Пер­со­на­ли­сти­че­ское пре­об­ра­же­ние тре­бу­ет це­ло­ст­ной жиз­ни и цель­но­сти ха­рак­те­ра, не­пре­стан­но­го твор­че­ско­го уси­лия и дер­за­ния, не­пре­рыв­но­го тру­да и от­вет­ст­вен­но­сти за со­де­ян­ное. Всё это воз­мож­но при ду­хов­ном са­мо­вос­пи­та­нии и нрав­ст­вен­ном са­мо­ог­ра­ни­че­нии, чёт­ко­сти и твёр­до­сти в вы­бо­ре. Не­вы­но­си­мое на­пря­же­ние пер­со­ни­фи­ка­ции вызывает со­блазн сбро­сить его бре­мя. Это ис­ку­ше­ние ме­та­фи­зи­че­ской без­от­вет­ст­вен­но­сти и без­за­бот­но­сти пре­сле­ду­ет хри­сти­ан­ское че­ло­ве­че­ст­во, вы­ну­ж­да­ет от­ка­зать­ся от бре­ме­ни лич­но­го ре­ше­ния и дей­ст­вия, искушает де­ле­ги­ро­вать свои не­от­чу­ж­дае­мые не­бес­ные пол­но­мо­чия ка­кой-ни­будь мир­ской дан­но­сти. При этом вы­иг­ры­ва­ет­ся жизнь уп­ро­щён­ная и га­ран­ти­ро­ван­ная, но про­иг­ры­ва­ет­ся выс­шее зна­че­ние жиз­ни. Путь лич­но­го кре­сто­не­се­ния ведёт че­рез рас­пя­тие и смерть к сво­бо­де и пре­об­ра­же­нию, от­каз же от кре­сто­не­се­ния бы­тия при­во­дит к бе­зыс­ход­но­му раб­ст­ву.

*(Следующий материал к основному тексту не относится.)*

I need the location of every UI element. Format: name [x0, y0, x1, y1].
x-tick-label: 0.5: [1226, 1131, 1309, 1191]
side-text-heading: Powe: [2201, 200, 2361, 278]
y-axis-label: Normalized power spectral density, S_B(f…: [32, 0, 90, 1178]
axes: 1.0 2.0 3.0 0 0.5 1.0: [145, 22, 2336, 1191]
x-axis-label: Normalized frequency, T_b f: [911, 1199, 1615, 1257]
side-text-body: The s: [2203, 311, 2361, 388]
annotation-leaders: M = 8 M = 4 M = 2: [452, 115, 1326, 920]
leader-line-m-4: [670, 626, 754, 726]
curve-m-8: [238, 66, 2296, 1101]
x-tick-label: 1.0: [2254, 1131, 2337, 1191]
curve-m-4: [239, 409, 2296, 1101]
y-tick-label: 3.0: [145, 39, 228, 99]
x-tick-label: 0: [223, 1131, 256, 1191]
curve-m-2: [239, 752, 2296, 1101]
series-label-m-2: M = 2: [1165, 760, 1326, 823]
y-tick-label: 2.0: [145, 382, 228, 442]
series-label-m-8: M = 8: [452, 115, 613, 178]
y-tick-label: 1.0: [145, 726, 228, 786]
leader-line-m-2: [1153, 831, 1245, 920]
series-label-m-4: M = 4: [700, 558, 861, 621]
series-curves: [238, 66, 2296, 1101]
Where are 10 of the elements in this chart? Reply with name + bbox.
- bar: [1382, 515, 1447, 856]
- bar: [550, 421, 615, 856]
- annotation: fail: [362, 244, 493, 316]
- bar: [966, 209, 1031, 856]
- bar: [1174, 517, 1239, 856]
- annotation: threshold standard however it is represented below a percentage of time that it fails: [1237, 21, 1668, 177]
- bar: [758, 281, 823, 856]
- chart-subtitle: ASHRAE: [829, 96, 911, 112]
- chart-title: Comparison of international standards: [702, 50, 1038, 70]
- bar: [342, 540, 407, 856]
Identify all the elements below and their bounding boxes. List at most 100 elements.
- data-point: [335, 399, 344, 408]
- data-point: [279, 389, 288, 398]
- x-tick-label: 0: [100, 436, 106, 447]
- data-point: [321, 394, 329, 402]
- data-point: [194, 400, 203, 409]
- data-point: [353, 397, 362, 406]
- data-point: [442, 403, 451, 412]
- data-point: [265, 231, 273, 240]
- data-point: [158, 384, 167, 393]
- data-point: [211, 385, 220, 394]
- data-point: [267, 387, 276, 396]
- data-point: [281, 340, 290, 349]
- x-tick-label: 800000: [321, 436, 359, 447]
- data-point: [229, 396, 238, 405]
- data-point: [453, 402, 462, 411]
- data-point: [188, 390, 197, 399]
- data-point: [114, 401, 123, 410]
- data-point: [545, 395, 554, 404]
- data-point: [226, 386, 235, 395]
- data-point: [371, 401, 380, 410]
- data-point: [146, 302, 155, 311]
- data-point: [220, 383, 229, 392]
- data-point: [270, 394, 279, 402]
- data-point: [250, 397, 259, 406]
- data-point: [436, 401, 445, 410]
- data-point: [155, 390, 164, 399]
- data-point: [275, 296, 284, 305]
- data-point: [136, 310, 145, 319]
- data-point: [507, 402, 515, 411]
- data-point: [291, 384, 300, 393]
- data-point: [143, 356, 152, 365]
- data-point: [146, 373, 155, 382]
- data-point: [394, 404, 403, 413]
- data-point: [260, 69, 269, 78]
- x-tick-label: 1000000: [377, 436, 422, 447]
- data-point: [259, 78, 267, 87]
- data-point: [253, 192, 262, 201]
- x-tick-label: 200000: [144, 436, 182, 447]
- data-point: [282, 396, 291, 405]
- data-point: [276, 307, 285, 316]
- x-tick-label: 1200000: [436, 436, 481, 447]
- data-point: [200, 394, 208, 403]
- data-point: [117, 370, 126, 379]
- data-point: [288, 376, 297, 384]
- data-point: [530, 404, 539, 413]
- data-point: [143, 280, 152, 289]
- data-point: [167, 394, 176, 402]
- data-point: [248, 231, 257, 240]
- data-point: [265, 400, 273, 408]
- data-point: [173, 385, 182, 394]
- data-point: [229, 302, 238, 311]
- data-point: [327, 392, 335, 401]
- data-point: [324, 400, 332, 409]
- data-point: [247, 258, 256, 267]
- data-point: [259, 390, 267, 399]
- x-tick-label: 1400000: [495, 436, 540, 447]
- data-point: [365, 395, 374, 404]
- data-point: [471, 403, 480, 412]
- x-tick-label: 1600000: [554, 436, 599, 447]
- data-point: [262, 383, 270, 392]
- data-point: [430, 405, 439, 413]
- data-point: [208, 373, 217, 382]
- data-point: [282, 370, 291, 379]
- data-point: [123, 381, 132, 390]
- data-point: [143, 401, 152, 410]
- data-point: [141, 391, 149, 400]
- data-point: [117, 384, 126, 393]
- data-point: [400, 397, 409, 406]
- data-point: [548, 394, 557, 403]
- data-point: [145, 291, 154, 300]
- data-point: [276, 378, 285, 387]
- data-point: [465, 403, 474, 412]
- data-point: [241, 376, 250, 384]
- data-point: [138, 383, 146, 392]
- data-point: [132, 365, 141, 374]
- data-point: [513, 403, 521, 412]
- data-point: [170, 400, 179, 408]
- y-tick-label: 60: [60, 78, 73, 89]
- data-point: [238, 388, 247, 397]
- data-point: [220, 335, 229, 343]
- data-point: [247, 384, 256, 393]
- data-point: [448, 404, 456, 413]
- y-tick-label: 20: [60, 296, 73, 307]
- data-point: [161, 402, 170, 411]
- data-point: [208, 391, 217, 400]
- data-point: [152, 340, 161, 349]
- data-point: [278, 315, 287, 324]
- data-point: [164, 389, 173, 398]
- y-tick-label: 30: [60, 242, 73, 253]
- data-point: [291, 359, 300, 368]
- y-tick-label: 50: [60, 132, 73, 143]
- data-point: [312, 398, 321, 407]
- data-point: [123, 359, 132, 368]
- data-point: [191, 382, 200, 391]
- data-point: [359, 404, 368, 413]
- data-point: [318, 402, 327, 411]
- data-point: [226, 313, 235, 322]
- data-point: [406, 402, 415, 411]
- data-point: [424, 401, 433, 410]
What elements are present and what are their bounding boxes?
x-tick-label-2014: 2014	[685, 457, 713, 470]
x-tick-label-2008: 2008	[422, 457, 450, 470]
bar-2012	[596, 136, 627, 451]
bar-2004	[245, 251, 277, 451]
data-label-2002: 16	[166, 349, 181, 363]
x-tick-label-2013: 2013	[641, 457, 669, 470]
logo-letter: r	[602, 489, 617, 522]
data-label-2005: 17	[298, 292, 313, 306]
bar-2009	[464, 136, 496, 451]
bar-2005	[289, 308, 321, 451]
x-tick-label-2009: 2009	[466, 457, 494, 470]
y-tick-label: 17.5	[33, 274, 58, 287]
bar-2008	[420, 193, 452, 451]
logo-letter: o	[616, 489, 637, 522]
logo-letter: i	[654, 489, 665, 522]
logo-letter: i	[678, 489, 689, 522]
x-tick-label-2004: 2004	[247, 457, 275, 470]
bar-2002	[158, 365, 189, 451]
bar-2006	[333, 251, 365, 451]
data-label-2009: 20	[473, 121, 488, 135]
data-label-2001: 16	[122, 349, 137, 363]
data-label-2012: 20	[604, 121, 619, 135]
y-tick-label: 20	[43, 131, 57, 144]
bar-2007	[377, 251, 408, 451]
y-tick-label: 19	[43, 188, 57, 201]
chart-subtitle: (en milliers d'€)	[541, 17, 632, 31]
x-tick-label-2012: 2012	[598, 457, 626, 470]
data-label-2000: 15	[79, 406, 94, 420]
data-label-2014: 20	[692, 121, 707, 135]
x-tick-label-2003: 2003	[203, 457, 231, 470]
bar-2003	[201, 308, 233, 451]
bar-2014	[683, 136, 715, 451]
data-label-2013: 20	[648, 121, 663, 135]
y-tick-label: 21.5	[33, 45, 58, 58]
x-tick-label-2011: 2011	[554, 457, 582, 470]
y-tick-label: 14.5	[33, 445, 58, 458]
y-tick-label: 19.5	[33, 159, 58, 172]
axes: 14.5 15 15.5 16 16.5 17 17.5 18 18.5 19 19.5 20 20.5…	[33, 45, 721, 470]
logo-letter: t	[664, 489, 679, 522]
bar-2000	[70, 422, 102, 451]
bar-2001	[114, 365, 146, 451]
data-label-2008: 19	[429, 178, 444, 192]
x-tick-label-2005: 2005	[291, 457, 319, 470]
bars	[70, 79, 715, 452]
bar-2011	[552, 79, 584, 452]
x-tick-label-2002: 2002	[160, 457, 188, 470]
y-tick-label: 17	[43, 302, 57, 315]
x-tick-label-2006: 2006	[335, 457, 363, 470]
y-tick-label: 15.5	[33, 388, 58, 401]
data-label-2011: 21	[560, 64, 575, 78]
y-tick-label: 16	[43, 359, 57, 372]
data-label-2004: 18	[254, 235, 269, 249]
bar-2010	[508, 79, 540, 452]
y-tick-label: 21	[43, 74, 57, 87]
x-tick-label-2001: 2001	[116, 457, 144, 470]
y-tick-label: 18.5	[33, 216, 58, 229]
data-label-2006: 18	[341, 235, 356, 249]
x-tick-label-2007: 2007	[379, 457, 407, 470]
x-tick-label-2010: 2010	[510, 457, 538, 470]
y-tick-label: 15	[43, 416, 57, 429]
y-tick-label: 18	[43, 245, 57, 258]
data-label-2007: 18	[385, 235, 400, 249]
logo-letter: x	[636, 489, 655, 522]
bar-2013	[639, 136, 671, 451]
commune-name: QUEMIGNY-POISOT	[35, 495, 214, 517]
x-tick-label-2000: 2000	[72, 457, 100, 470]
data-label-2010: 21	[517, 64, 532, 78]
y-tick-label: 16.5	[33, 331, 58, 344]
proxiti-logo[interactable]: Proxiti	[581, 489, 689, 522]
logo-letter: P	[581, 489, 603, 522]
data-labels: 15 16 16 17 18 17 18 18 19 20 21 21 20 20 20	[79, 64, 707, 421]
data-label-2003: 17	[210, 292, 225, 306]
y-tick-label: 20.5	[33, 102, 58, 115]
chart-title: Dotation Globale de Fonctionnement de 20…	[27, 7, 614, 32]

Эта угасающая тен­ден­ция во­зоб­ла­да­ла в Но­вое вре­мя, хо­тя бы­ли силь­ны и ду­хов­ные по­тен­ции хри­сти­ан­ской куль­ту­ры, ак­ку­му­ли­ро­ван­ные в Сред­не­ве­ко­вье. Яв­лен­ный ны­не ан­ти­хри­сти­ан­ский об­раз жиз­ни и без­ду­хов­ный об­лик че­ло­ве­ка скла­ды­вал­ся уже внут­ри са­мо­упо­ен­ной ин­ди­ви­дуа­ли­сти­че­ской ци­ви­ли­за­ции на За­па­де и в се­ку­ля­ри­зо­ван­ном об­ще­ст­ве в Рос­сии. Вол­на ан­ти­хри­сти­ан­ской сти­хии Но­во­го вре­ме­ни бы­ла ре­ак­ци­ей на са­мо­соз­на­ние хри­сти­ан­ско­го пер­со­на­лиз­ма, она впи­та­ла со­блаз­ны и за­блу­ж­де­ния хри­сти­ан­ской куль­ту­ры и ис­то­рии.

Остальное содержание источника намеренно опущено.